Here is a basic Shiny app interface to a new database I developed from performing text mining analyses on the Keys to Soil Taxonomy (12th edition). This is alpha version of the "KSTLookup" Shiny app -- a new tool for viewing criteria associated with taxa at the subgroup to order level in U.S. Soil Taxonomy.
Enter a taxon name such as "Spodosols", "Aeric Endoaquepts", "Glacistels" and see the tree of criteria -- essentially a "pathway" leading to that specific taxon. The table includes chapter, page, and "clause" number references, as well as identification of relevant taxa/Keys.
An experimental feature classifies the type of logic contained within the clause into one of several classes:
- FIRST - first clause in a key
- AND - this clause, AND the next clause
- OR - this clause, OR the next clause
- END - last clause in a sequence of clauses (that may be connected at multiple levels with AND/OR)
- NEW - last clause in a higher order key -- directs to another page
- LAST - last clause in a key (only used for Subgroup level taxa)
If you are interested in the method I used to pull this off, it involves running pdftotext on the official PDF copy of the Keys to Soil Taxonomy.
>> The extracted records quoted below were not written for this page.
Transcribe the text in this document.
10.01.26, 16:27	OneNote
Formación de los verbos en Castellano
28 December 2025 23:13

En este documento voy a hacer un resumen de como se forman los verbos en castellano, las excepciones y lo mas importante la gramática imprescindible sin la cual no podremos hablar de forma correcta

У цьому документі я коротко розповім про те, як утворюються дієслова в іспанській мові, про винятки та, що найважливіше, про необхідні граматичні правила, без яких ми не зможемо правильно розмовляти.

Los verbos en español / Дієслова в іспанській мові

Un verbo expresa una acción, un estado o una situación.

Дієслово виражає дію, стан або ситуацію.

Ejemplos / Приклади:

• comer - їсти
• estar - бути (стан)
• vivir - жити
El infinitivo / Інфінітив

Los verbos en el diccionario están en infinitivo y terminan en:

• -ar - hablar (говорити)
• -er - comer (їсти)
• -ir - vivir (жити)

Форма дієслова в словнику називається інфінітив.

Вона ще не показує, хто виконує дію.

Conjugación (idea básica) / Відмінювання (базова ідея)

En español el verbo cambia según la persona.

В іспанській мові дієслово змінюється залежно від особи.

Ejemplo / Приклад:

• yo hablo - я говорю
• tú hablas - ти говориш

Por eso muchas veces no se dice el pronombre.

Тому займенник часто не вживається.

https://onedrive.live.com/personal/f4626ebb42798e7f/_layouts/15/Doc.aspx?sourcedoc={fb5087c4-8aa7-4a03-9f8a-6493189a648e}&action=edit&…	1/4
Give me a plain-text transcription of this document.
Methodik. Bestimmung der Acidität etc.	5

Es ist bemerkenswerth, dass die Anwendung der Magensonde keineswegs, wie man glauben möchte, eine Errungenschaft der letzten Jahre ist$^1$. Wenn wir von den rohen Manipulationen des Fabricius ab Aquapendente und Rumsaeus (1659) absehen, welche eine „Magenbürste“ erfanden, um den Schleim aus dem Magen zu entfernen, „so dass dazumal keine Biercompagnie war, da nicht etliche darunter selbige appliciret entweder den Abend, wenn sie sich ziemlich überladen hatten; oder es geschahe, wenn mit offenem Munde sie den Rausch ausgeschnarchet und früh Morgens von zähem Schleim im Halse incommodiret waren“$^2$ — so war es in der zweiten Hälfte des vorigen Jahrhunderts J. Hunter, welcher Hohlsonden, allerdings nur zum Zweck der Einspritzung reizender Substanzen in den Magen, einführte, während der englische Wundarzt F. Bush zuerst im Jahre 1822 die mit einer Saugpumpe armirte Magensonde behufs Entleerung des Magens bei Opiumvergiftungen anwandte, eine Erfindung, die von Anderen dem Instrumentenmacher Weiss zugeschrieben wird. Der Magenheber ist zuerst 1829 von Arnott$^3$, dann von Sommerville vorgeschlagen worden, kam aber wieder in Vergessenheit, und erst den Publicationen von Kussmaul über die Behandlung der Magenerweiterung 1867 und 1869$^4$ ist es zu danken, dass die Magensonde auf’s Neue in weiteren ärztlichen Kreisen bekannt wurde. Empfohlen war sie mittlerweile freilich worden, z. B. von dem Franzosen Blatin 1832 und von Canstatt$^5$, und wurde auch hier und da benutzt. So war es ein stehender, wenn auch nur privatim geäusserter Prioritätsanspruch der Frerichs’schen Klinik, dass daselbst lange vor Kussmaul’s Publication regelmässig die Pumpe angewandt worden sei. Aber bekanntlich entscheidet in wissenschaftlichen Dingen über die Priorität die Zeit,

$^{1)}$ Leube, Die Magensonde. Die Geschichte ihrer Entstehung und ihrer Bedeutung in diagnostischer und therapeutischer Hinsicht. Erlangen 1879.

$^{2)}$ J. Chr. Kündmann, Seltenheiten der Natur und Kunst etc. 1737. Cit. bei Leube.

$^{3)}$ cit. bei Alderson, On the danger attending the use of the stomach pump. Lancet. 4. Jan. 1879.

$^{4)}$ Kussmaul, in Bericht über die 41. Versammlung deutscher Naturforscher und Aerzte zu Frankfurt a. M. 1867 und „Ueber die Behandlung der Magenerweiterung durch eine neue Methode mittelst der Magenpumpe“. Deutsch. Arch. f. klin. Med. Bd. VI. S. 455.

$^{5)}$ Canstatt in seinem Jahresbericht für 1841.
A variety of regular expression patterns and indexing tricks are used to keep track of the relevant information, correct minor inconsistencies, and bring all text into consistent "clauses" that approximate individual evaluations that need to be made during the process of classifying a soil of interest.
The tool only shows a subset of the criteria, and thus, does not stand "on its own" in its current form. This is intentional -- and this tool should be considered a companion to the Keys -- even though it is an exact derivative. None of the contents are altered, they are simply combined and classified.
It is thought that this way of viewing criteria associated with particular Subgroup to Order level taxa will make it easier to traverse, and conceptualize, the structure of the Keys.
Additional semantic logic will soon be added to link to glossary entries, diagnostic features and other properties and definitions of interest.